Food and Culinary: Books that Cook

Serve Yourself, Nightly Adventures in Cooking for One
Joe Yonan
Ten Speed Press, 2010

“Serve Yourself,” from Joe Yonan, the awarding-winning food editor of the Washington Post, is an exciting journey into the joys of solo dining at home. Yonan is a man who values cooking and is willing to put his time where his mouth is.

Featuring beautiful photographs by Ed Anderson, this recent release from Ten Speed Press features sophisticated recipes that venture far beyond the expected. Reading about Smoked Trout, Potato and Fennel Pizza, Gingered Chicken Sandwich with Avocado and Mango, or Farfalle with Cantaloupe and Prosciutto, all made me want to run to the kitchen and follow Yonan’s heartfelt commitment to treating himself well. As he says in the preface, there is nothing like cooking “without worrying about satisfying anyone’s hankerings but your own.”

The ingredients and techniques are intriguing and hip, and guaranteed to up your self-esteem while you sit down to dinner (or lunch or dessert, which are all included) alone. Left to our own devices, who hasn’t eaten some horrible leftover, just because it was there, and then felt much the worse for it?

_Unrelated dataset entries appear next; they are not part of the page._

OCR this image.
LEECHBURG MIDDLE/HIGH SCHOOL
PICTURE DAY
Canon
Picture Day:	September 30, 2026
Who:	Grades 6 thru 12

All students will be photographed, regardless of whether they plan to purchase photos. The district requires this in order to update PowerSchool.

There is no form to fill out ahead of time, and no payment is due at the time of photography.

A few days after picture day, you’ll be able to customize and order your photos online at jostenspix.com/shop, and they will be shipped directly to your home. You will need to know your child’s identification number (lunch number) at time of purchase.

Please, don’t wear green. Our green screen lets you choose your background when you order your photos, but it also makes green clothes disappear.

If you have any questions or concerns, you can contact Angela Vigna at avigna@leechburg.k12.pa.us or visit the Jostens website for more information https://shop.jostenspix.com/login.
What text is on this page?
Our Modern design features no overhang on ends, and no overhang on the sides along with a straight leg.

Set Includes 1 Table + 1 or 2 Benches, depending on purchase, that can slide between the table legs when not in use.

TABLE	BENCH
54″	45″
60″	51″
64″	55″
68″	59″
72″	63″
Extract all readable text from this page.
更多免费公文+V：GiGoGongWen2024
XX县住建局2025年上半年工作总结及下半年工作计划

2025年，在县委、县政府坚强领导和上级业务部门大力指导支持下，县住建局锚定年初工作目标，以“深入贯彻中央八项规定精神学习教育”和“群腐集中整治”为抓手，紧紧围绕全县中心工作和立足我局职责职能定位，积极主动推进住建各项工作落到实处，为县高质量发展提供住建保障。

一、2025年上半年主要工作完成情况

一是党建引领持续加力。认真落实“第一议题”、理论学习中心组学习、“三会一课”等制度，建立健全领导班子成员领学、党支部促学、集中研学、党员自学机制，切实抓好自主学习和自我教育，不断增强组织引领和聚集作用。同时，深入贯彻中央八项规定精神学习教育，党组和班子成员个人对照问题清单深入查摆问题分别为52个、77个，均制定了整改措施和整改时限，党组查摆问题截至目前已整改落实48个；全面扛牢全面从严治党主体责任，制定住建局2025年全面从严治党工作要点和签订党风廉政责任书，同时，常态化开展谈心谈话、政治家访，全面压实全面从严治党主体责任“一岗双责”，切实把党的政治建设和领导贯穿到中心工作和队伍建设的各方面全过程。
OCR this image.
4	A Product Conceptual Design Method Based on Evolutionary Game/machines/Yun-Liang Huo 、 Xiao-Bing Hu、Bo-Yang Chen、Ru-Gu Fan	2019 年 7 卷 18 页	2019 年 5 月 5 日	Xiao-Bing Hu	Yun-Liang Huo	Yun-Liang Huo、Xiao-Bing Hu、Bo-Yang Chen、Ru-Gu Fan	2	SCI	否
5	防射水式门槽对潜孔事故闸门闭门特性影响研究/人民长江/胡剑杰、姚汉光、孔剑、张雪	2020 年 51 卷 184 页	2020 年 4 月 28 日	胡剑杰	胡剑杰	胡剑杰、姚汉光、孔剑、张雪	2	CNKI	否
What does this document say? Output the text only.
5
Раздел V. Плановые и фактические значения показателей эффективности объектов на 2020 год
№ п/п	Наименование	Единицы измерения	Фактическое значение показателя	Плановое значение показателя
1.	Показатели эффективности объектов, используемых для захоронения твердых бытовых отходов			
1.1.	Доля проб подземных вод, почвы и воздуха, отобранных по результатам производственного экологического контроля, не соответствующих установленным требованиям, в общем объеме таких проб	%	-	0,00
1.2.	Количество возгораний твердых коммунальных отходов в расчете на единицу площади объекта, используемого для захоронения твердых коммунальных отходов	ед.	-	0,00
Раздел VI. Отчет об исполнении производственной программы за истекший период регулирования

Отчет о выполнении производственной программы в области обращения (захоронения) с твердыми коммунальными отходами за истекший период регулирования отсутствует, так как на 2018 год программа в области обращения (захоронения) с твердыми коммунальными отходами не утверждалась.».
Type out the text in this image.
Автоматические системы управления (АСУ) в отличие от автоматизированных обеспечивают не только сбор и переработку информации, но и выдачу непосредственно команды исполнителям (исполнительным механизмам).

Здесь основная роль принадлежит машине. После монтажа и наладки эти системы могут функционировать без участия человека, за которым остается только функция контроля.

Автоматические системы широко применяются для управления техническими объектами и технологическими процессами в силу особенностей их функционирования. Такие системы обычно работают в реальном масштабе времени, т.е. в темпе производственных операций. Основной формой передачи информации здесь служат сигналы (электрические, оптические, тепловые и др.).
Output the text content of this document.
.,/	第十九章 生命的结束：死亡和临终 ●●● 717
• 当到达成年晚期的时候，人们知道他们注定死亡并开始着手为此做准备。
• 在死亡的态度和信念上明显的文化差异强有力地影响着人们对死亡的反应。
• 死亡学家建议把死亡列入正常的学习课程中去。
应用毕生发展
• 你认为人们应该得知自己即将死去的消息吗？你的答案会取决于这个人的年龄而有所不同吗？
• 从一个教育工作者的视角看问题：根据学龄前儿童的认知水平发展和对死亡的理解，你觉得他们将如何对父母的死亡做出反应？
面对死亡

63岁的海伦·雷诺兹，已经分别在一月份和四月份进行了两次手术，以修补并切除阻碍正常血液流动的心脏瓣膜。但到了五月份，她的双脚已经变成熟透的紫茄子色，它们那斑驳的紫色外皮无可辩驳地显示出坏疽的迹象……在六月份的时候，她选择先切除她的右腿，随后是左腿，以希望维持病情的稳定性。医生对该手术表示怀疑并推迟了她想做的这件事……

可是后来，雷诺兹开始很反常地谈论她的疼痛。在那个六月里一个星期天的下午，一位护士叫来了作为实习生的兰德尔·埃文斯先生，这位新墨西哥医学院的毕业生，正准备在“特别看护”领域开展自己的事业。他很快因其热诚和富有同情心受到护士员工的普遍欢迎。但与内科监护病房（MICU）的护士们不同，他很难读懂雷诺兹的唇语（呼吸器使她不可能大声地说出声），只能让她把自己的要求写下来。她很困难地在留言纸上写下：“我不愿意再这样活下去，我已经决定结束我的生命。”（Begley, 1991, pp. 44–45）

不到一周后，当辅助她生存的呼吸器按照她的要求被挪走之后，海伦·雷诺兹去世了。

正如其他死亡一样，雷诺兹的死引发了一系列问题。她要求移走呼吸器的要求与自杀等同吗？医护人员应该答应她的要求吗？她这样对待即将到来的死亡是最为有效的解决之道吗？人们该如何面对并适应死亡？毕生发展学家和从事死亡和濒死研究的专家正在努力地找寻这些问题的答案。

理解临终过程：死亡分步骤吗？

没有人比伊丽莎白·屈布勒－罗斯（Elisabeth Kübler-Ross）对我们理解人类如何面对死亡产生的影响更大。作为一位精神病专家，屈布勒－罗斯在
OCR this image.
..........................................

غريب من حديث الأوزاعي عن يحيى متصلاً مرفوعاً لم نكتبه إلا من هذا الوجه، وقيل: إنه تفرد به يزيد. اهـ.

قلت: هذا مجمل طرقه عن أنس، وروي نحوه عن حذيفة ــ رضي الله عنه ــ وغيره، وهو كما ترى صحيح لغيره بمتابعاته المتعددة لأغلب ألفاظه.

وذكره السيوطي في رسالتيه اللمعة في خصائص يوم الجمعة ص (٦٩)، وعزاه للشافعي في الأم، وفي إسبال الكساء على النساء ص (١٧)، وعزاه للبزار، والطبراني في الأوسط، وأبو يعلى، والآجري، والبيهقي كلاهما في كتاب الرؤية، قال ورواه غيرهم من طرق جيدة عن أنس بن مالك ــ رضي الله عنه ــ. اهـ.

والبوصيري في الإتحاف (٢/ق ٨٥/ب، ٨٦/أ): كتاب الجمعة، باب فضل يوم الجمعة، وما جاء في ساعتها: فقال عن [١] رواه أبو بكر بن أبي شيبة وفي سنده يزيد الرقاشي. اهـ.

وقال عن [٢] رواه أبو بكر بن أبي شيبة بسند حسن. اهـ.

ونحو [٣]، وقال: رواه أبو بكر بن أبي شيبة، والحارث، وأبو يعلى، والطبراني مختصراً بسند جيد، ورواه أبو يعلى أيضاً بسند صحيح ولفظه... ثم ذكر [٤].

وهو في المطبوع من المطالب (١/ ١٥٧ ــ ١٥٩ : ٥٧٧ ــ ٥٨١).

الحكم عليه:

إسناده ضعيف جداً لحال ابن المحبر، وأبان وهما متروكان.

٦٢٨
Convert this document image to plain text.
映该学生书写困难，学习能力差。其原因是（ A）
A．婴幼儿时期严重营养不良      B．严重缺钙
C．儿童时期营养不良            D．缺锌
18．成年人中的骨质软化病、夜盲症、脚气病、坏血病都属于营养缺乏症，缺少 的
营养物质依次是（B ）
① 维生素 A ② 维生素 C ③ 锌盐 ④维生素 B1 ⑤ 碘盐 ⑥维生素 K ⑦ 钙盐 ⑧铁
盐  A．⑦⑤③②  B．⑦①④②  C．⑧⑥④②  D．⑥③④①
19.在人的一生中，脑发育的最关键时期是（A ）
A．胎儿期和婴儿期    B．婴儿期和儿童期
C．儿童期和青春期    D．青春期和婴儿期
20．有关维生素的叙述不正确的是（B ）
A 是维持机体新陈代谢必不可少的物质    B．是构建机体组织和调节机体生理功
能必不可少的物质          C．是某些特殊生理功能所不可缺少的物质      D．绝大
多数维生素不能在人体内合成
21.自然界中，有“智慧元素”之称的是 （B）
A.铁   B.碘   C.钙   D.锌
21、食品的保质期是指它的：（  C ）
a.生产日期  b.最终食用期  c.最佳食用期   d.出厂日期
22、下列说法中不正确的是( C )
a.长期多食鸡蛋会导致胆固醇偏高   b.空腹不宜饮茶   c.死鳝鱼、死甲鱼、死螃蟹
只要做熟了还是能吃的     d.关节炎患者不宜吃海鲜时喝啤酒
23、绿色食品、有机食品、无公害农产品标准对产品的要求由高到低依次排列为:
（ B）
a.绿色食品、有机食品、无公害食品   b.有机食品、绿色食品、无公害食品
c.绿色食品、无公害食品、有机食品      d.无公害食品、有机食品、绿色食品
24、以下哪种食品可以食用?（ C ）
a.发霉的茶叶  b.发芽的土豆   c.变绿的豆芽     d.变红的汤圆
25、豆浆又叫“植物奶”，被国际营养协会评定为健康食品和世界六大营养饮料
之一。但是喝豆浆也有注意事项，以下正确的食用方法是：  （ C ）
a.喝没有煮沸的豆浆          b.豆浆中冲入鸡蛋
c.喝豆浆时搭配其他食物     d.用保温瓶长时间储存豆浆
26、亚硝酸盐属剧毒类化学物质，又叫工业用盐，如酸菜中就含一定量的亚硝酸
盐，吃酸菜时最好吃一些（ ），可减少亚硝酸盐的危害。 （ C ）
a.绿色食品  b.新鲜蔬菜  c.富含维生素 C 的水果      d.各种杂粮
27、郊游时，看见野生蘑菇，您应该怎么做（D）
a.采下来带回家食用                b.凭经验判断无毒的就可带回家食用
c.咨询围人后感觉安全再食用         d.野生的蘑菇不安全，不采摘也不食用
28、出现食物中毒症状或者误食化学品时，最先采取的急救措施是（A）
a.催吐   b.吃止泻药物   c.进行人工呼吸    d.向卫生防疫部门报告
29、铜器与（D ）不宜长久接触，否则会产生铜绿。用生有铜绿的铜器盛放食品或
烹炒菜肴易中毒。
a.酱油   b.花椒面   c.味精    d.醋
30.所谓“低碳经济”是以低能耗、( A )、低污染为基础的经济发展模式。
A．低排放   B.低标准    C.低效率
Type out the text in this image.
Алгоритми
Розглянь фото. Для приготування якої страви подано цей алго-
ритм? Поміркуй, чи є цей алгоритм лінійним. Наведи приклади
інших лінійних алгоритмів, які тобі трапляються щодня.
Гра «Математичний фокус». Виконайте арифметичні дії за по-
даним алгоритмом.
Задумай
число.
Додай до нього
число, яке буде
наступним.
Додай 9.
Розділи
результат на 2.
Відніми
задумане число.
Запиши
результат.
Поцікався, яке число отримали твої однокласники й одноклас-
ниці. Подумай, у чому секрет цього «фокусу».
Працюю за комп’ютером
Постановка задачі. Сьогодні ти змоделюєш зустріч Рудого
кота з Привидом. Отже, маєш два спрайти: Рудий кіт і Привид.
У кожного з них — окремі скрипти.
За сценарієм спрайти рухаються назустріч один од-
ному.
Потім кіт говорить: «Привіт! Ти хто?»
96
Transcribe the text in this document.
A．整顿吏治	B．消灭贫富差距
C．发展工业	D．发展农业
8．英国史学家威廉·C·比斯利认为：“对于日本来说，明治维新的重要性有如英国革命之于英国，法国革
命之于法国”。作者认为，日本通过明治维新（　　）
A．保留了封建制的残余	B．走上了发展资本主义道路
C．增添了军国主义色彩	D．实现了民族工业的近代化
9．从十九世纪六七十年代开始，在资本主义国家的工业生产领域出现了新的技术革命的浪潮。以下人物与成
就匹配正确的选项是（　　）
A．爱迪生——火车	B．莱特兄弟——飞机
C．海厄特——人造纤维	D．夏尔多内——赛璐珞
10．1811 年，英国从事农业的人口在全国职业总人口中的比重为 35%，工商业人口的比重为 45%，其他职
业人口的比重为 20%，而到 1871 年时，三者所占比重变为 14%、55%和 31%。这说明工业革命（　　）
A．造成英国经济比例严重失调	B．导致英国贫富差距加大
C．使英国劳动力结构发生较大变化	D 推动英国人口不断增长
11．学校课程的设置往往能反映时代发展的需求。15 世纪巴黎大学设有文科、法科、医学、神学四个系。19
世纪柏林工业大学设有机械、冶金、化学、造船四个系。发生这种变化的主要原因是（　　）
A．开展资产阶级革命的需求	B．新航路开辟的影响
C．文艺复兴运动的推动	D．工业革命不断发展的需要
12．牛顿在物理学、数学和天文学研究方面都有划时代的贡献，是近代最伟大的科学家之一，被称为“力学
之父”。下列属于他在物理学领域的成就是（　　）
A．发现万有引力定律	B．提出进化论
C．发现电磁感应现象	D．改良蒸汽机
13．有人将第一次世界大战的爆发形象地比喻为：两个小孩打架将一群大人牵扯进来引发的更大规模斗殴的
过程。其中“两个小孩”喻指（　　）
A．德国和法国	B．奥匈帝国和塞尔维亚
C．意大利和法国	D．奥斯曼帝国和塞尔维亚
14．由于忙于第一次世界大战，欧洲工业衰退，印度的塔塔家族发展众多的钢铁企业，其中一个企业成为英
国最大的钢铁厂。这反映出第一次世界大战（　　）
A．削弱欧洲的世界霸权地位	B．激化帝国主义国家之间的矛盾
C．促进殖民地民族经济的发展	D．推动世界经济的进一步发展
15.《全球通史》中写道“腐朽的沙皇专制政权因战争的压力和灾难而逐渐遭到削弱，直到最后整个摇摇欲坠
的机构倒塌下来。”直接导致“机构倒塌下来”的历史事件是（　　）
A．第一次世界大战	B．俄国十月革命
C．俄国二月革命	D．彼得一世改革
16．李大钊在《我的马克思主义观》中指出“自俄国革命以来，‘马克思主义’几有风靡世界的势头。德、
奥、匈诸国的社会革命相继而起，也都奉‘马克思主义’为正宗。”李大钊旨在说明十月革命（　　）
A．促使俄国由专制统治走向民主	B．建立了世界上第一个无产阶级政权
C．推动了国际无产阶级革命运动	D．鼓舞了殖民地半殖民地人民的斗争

As Aaron Neville sings in Tell It Like It Is, “life is too short to have sorrow. We could be here today and gone tomorrow.” Joe tells it like it is, at its tastiest. He includes clever and creative condiments – Herbed Lemon Confit, 12-Hour Tomatoes and Red Pepper Chutney for starters – which could turn plain pasta or flatbread into an incredible meal quickly. He also gives useful tips on storing the inevitable odds and ends – part of a fennel bulb or part of a can of coconut milk – that accrue when cooking for one.

I tried Yonan’s Smoked Trout, Potato and Fennel Pizza for a variety of reasons: his No-Knead Pizza Dough intrigued me, I’m crazy for preserved lemons, and I was curious about his broiling technique - all new takes on pizza for me, no stranger to homemade pizza.

The recipe had two sub-recipes, the dough and the lemons. On the down side, the timing required starting three days ahead of dinnertime. On the up side, both dough and lemons are made in quantity, and both keep. For an organized cook, make ahead parts can be a tremendous asset.

After baking and devouring the pizza, the up side was heavily weighted. I would make it again and often, particularly now that I have dough in the freezer and preserved lemons in the fridge. Full disclosure: I shared.

These smart, sophisticated, delicious recipes scream, “self love!” and I mean that in the best possible way. Written with wit and wisdom, I am inspired to live better, eat better, eat more thoughtfully, chew more slowly, and savor the nights I am not cooking for an 11-year-old. After all, if I am not going to take care of myself, who is?

Lisa Cherkasky is a food stylist, recipe developer, and food blogger in Arlington, VA.